Many reviewers are involved in the probiotics industry as users, researchers or producers, so as the car magazine editor has to temper his even mildly negative views on the test vehicles so those who are dependent on the probiotic movement need to protect their turf. One authority we could appeal to is the Cochrane Collaboration. A UK based organization that does evidence based meta reviews on many contentious topics.

The gastrointestinal areas most commonly treated with probiotics are irritable bowel, Infective diarrhoea, inflammatory bowel disease, pouchitis and for preventing allergies in children. What has the Cochrane Collaboration said about some of these indications over the last 2 years?

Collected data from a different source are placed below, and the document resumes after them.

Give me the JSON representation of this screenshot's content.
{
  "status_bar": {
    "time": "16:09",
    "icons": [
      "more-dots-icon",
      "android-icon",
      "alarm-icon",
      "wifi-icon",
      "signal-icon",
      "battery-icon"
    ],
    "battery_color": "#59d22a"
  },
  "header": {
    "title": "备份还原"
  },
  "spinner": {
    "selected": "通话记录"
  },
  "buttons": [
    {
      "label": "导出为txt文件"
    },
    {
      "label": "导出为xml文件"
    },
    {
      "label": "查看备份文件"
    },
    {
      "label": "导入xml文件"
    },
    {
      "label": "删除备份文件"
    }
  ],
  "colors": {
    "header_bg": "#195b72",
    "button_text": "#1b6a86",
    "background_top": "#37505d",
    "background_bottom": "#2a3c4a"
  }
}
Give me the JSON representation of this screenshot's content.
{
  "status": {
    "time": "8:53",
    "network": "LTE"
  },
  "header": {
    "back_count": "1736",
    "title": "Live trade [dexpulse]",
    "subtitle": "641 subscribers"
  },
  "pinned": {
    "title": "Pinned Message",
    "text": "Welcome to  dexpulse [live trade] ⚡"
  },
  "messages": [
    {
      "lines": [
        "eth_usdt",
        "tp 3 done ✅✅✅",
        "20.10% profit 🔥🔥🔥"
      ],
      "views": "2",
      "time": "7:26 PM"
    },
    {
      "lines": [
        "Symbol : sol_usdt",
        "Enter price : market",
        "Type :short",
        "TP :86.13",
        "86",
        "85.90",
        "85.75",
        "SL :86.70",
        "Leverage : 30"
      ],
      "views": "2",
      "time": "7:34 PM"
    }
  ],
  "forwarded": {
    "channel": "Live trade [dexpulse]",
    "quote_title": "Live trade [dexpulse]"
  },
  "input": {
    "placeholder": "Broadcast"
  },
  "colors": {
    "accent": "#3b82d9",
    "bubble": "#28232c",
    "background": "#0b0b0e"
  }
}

  1. Probiotics may be a useful adjunct to rehydration therapy in treating acute infectious diarrhoea.
  2. There is no evidence to support the use of probiotics in the treatment of C. difficile colitis
  3. There is insufficient evidence to make any conclusions about the efficacy of probiotics for induction of remission in Crohn's disease.
  4. There is no statistically significant differences in remission or clinical improvement rates in ulcerative colitis between probiotic and placebo or active comparator groups
  5. In treating acute or chronic pouchitis there is no evidence that probiotics are better than standard antibiotics
  6. For maintaining remission in chronic pouchitis a probiotic was better than placebo
  7. There is insufficient evidence to recommend the addition of probiotics to infant feeds to prevent allergic disease or food hypersensitivity

The use of probiotics in irritable bowel is widespread but in a review published in 2009 by the American College of Gastroenterology on the management of IBS it was concluded that Lactobacillus does not appear to be effective in single organism studies and studies involving combinations of probiotics, though Bifidobacterium demonstrates some efficacy in some situations.

In conclusion the objective data suggests that although probiotics may be “helpful” in some conditions the data is at best suggestive rather than proven. It is often stated that if probiotics do no harm and may help why not use them. This reduces the medical profession to snake oil salesman where truth is negotiable and integrity arbitrary. If we wish to avoid the blindness that led to George Washington’s death we need to adhere to the scientific basis of our profession and re-dedicate ourselves to evidence based medicine.